Europe deserves its Nobel

The award is in recognition of a continent’s journey from wilful self-destruction to a state where war cannot be imagined The Schuman Plan tied together France’s steel industry and Germany’s coke and coal supplies The transformation of Europe is deep and abiding and can sustain itself without the U.S.

October 25, 2012 01:43 am | Updated 01:43 am IST

The European Union’s receipt of the Nobel Peace Prize has occasioned much scornful laughter, some of it deserved. Yes, there are undoubtedly other worthy laureates, such as Malala Yousafzai, the young and courageous Pakistani peace activist shot this week by the Pakistani Taliban. But it is worth reflecting for a moment on the underlying logic of this award, and making a clear distinction between the grand European project on the one hand, and its troubled outgrowth, the Eurozone, on the other.

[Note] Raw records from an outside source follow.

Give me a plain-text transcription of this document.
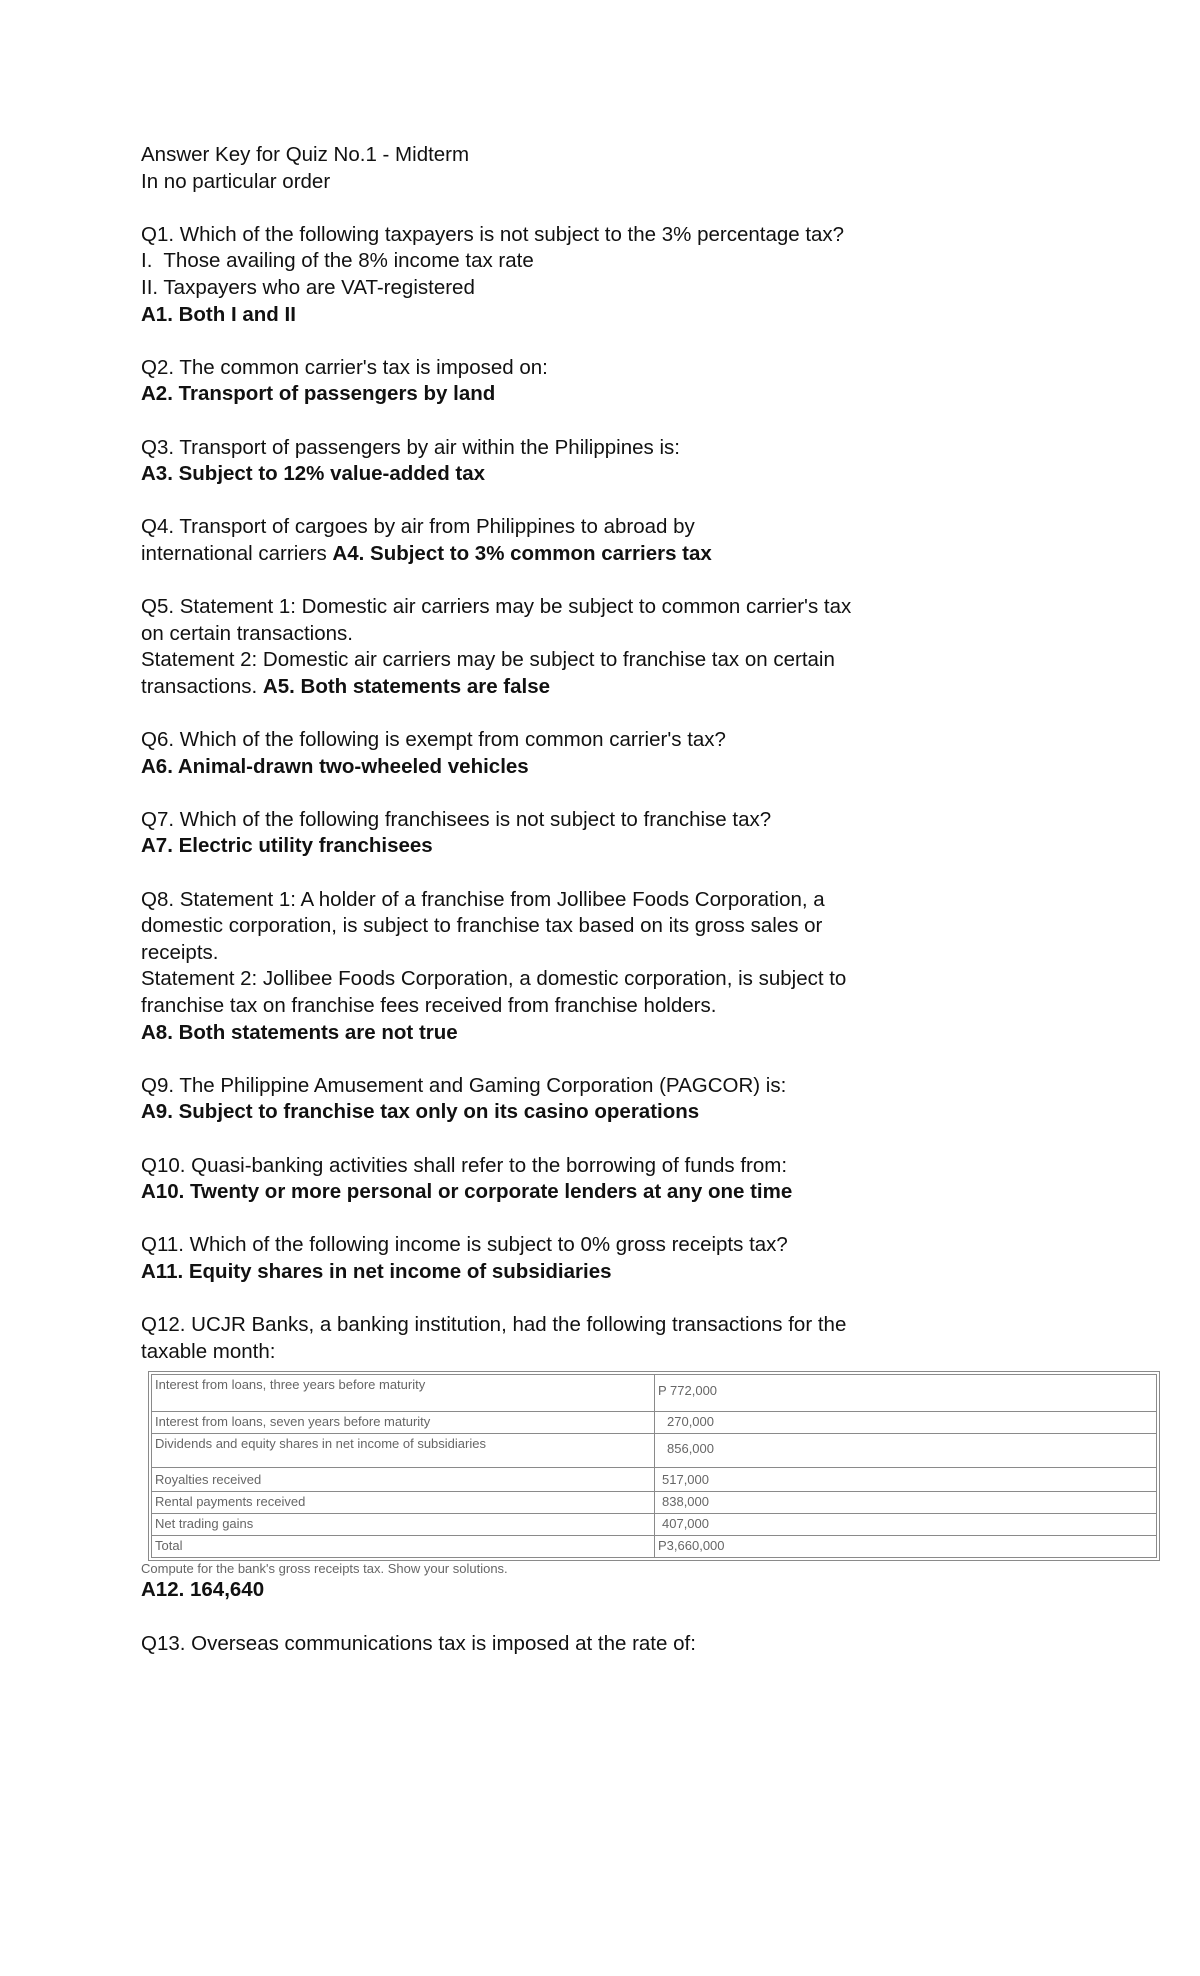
Answer Key for Quiz No.1 - Midterm

In no particular order

Q1. Which of the following taxpayers is not subject to the 3% percentage tax?

I.  Those availing of the 8% income tax rate

II. Taxpayers who are VAT-registered

A1. Both I and II

Q2. The common carrier's tax is imposed on:

A2. Transport of passengers by land

Q3. Transport of passengers by air within the Philippines is:

A3. Subject to 12% value-added tax

Q4. Transport of cargoes by air from Philippines to abroad by

international carriers A4. Subject to 3% common carriers tax

Q5. Statement 1: Domestic air carriers may be subject to common carrier's tax

on certain transactions.

Statement 2: Domestic air carriers may be subject to franchise tax on certain

transactions. A5. Both statements are false

Q6. Which of the following is exempt from common carrier's tax?

A6. Animal-drawn two-wheeled vehicles

Q7. Which of the following franchisees is not subject to franchise tax?

A7. Electric utility franchisees

Q8. Statement 1: A holder of a franchise from Jollibee Foods Corporation, a

domestic corporation, is subject to franchise tax based on its gross sales or

receipts.

Statement 2: Jollibee Foods Corporation, a domestic corporation, is subject to

franchise tax on franchise fees received from franchise holders.

A8. Both statements are not true

Q9. The Philippine Amusement and Gaming Corporation (PAGCOR) is:

A9. Subject to franchise tax only on its casino operations

Q10. Quasi-banking activities shall refer to the borrowing of funds from:

A10. Twenty or more personal or corporate lenders at any one time

Q11. Which of the following income is subject to 0% gross receipts tax?

A11. Equity shares in net income of subsidiaries

Q12. UCJR Banks, a banking institution, had the following transactions for the

taxable month:

Interest from loans, three years before maturity	P 772,000
Interest from loans, seven years before maturity	270,000
Dividends and equity shares in net income of subsidiaries	856,000
Royalties received	517,000
Rental payments received	838,000
Net trading gains	407,000
Total	P3,660,000

Compute for the bank's gross receipts tax. Show your solutions.

A12. 164,640

Q13. Overseas communications tax is imposed at the rate of:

Tony Judt’s brilliant history of the continent, Postwar: A History of Europe Since 1945 , quotes Hegel’s wistful aphorism that “world history is not the soil in which happiness grows. Periods of happiness are empty pages in it”. The European Union has won the Nobel Prize for a simple reason: its post-war chapters are mostly composed of empty, happy years — relative to the preceding centuries of cyclical war and cataclysm.

It may be difficult for newer generations to understand this, but there was simply no guarantee that the continent would come to see prosperity and peace after 1945. It had suffered unimaginable ethnic cleansing, some of which was prosecuted by the victorious allies themselves. Western Europe itself was in tatters. Germany had 20 million people homeless. In France, vigilante groups would slaughter 10,000 people accused of collaborating with Nazis. Between 1945 and 1949, a majority of Germans held the opinion that “Nazism was a good idea, badly applied”. Hunger was widespread, and worsened by the vicious winter of 1947. There was no assurance that wartime resistance groups would disarm willingly. As the German joke went, “Enjoy the war, the peace will be terrible”. And it was terrible — but then, more quickly than almost anyone could have imagined, it was not.

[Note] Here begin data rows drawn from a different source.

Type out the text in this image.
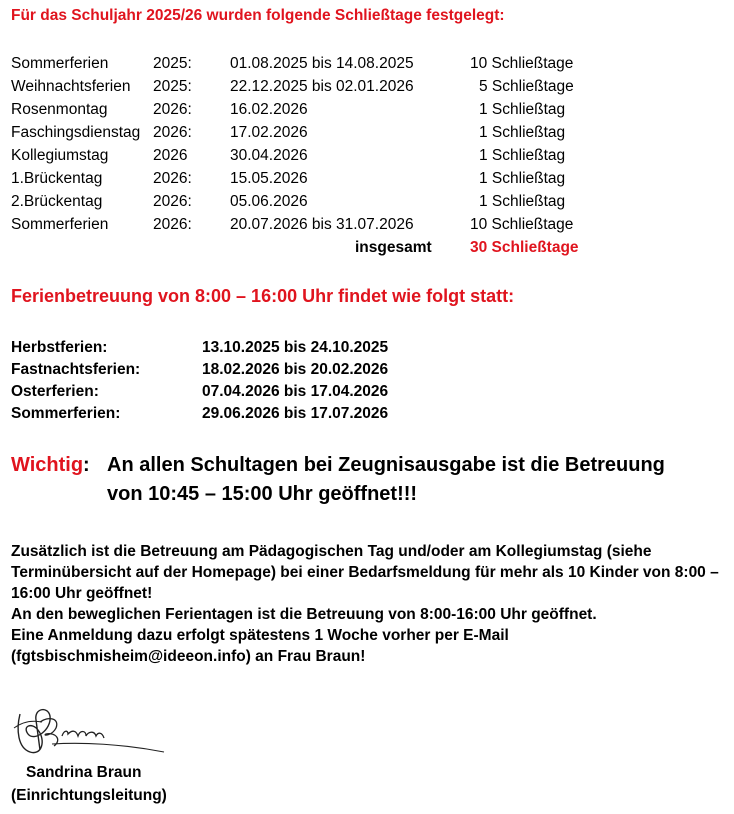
Für das Schuljahr 2025/26 wurden folgende Schließtage festgelegt:
Sommerferien	2025: 01.08.2025 bis 14.08.2025	10 Schließtage
Weihnachtsferien 2025: 22.12.2025 bis 02.01.2026	5 Schließtage
Rosenmontag	2026: 16.02.2026	1 Schließtag
Faschingsdienstag 2026: 17.02.2026	1 Schließtag
Kollegiumstag	2026	30.04.2026	1 Schließtag
1.Brückentag	2026: 15.05.2026	1 Schließtag
2.Brückentag	2026: 05.06.2026	1 Schließtag
Sommerferien	2026: 20.07.2026 bis 31.07.2026	10 Schließtage
insgesamt 30 Schließtage
Ferienbetreuung von 8:00 – 16:00 Uhr findet wie folgt statt:
Herbstferien:	13.10.2025 bis 24.10.2025
Fastnachtsferien:	18.02.2026 bis 20.02.2026
Osterferien:	07.04.2026 bis 17.04.2026
Sommerferien:	29.06.2026 bis 17.07.2026
Wichtig: An allen Schultagen bei Zeugnisausgabe ist die Betreuung
von 10:45 – 15:00 Uhr geöffnet!!!

Zusätzlich ist die Betreuung am Pädagogischen Tag und/oder am Kollegiumstag (siehe Terminübersicht auf der Homepage) bei einer Bedarfsmeldung für mehr als 10 Kinder von 8:00 – 16:00 Uhr geöffnet!

An den beweglichen Ferientagen ist die Betreuung von 8:00-16:00 Uhr geöffnet.

Eine Anmeldung dazu erfolgt spätestens 1 Woche vorher per E-Mail (fgtsbischmisheim@ideeon.info) an Frau Braun!

Sandrina Braun
(Einrichtungsleitung)
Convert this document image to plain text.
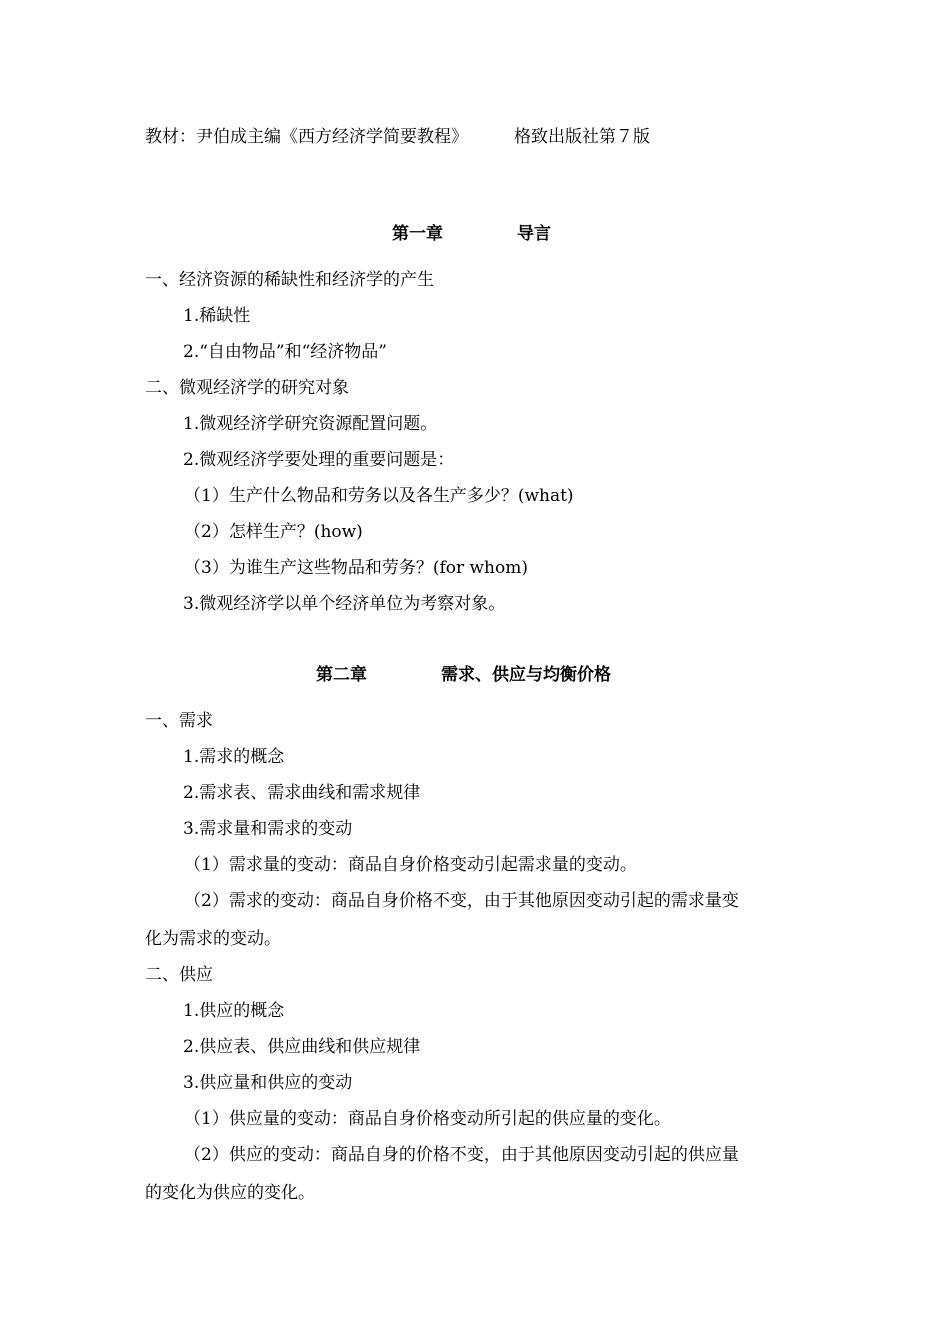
教材：尹伯成主编《西方经济学简要教程》	格致出版社第７版
第一章	导言
一、经济资源的稀缺性和经济学的产生
1.稀缺性
2.“自由物品”和“经济物品”
二、微观经济学的研究对象
1.微观经济学研究资源配置问题。
2.微观经济学要处理的重要问题是：
（1）生产什么物品和劳务以及各生产多少？(what)
（2）怎样生产？(how)
（3）为谁生产这些物品和劳务？(for whom)
3.微观经济学以单个经济单位为考察对象。
第二章	需求、供应与均衡价格
一、需求
1.需求的概念
2.需求表、需求曲线和需求规律
3.需求量和需求的变动
（1）需求量的变动：商品自身价格变动引起需求量的变动。
（2）需求的变动：商品自身价格不变，由于其他原因变动引起的需求量变
化为需求的变动。
二、供应
1.供应的概念
2.供应表、供应曲线和供应规律
3.供应量和供应的变动
（1）供应量的变动：商品自身价格变动所引起的供应量的变化。
（2）供应的变动：商品自身的价格不变，由于其他原因变动引起的供应量
的变化为供应的变化。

It might be argued that, from such an enfeebled position, Europe would likely have grown rapidly anyway. But it might also have torn itself apart before it got anywhere.

Against these uncertainties, the Schuman Plan, which tied together France’s steel industry and Germany’s coke and coal supplies in a resource cartel, and became the foundation of later European integration, was a key moment. It was an ingenious way of calming bitter Franco-German distrust, and it worked spectacularly. There had been customs unions in Europe as early as the 19th century, but this was something else altogether. By 1954, France had dropped its bitter opposition to West German rearmament — a remarkable turnaround, scarcely a decade after the Nazi occupation.

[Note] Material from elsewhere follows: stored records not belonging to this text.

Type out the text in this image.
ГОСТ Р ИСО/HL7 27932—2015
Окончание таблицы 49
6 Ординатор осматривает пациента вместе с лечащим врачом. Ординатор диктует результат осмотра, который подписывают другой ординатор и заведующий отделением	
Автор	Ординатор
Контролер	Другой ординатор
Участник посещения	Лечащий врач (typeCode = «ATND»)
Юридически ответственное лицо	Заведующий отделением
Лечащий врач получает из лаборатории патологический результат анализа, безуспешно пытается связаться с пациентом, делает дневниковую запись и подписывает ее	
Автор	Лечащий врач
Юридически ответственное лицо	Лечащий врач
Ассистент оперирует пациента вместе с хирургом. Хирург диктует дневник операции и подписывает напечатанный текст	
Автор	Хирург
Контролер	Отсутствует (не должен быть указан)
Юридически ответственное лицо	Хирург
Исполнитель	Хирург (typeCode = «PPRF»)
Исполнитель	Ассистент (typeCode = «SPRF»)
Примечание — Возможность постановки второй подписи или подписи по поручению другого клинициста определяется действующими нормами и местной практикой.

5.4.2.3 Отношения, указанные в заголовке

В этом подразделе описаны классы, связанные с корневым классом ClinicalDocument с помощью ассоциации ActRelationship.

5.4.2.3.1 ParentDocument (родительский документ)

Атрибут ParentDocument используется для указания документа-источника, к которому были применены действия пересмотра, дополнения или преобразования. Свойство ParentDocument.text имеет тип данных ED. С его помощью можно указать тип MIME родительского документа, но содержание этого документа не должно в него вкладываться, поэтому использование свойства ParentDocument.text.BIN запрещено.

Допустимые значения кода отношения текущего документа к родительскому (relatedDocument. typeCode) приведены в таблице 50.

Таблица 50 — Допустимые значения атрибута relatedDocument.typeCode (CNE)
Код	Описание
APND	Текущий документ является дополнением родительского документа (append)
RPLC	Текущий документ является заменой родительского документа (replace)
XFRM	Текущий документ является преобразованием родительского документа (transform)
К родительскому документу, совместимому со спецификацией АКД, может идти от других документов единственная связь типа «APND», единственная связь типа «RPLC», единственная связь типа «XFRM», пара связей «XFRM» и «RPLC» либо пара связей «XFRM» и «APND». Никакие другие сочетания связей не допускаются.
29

The critics argue that Europe is undeserving of these plaudits because the United States played the crucial role. To some extent, this is true. The French would never have tolerated an armed West German state were it not for the protection of NATO, formed in 1949 with American military power at its core. As Lord Ismay famously noted that year, the point of NATO was “to keep the Russians out, the Americans in, and the Germans down”.

The Alliance may have frayed in recent years, in Afghanistan and Libya, but it succeeded eminently in all three of those core objectives, and could not have done so without U.S. troops, tanks and nuclear weapons sprawled across Europe’s previously war-torn territory. At its peak, the U.S. stationed 277,342 in Europe — more than double the peak numbers in Afghanistan.

American cash was also important. By 1952, when the Marshall Plan finished, the U.S. had spent $13 billion on assistance to Europe, far outstripping all its previous aid spending combined. In current terms, Marshall spending would amount to over $100 billion. All this allowed the sheltered Europeans to build up welfare states, which helped dampen the extreme populist movements that plagued the first half of the century.

And yet, none of this negates Europe’s own hand in the process. After all, the United States also kept a major presence in Asia but, there, wounds did not heal as they did in Europe. Compare the pairing of France and Germany, where war is now utterly unimaginable, with South Korea and Japan, two rivals that still view one other with considerable suspicion. Only two months ago, Japan angrily condemned South Korea’s “illegal occupation” of islets in the Sea of Japan.

France and Germany squabble over economic issues, but neither harbours such grievances or suspicion. European fear of Germany’s military power is confined to football chants and now politically incorrect British comedy.

Even as American forces trickle out of the continent to turn their attention to the Pacific, this condition prevails. The transformation of Europe is deep and abiding. Europe could not have achieved peace without the U.S., but the European Union — and its institutional predecessors — still did much of the heavy lifting.

Europe’s peace was an admittedly ugly one. It accommodated fascists, in Spain and Portugal; allowed colonial atrocities, in places like Kenya and Algeria; and struggled to deal with mass ethnic violence on its doorstep, in Yugoslavia. But, in the final instance, the core members of the European project never went to war to settle their differences, and have now arrived at a point where war is unthinkable. That is a stark exception in world history, and a feat that vanishingly few groups of countries can claim to have achieved.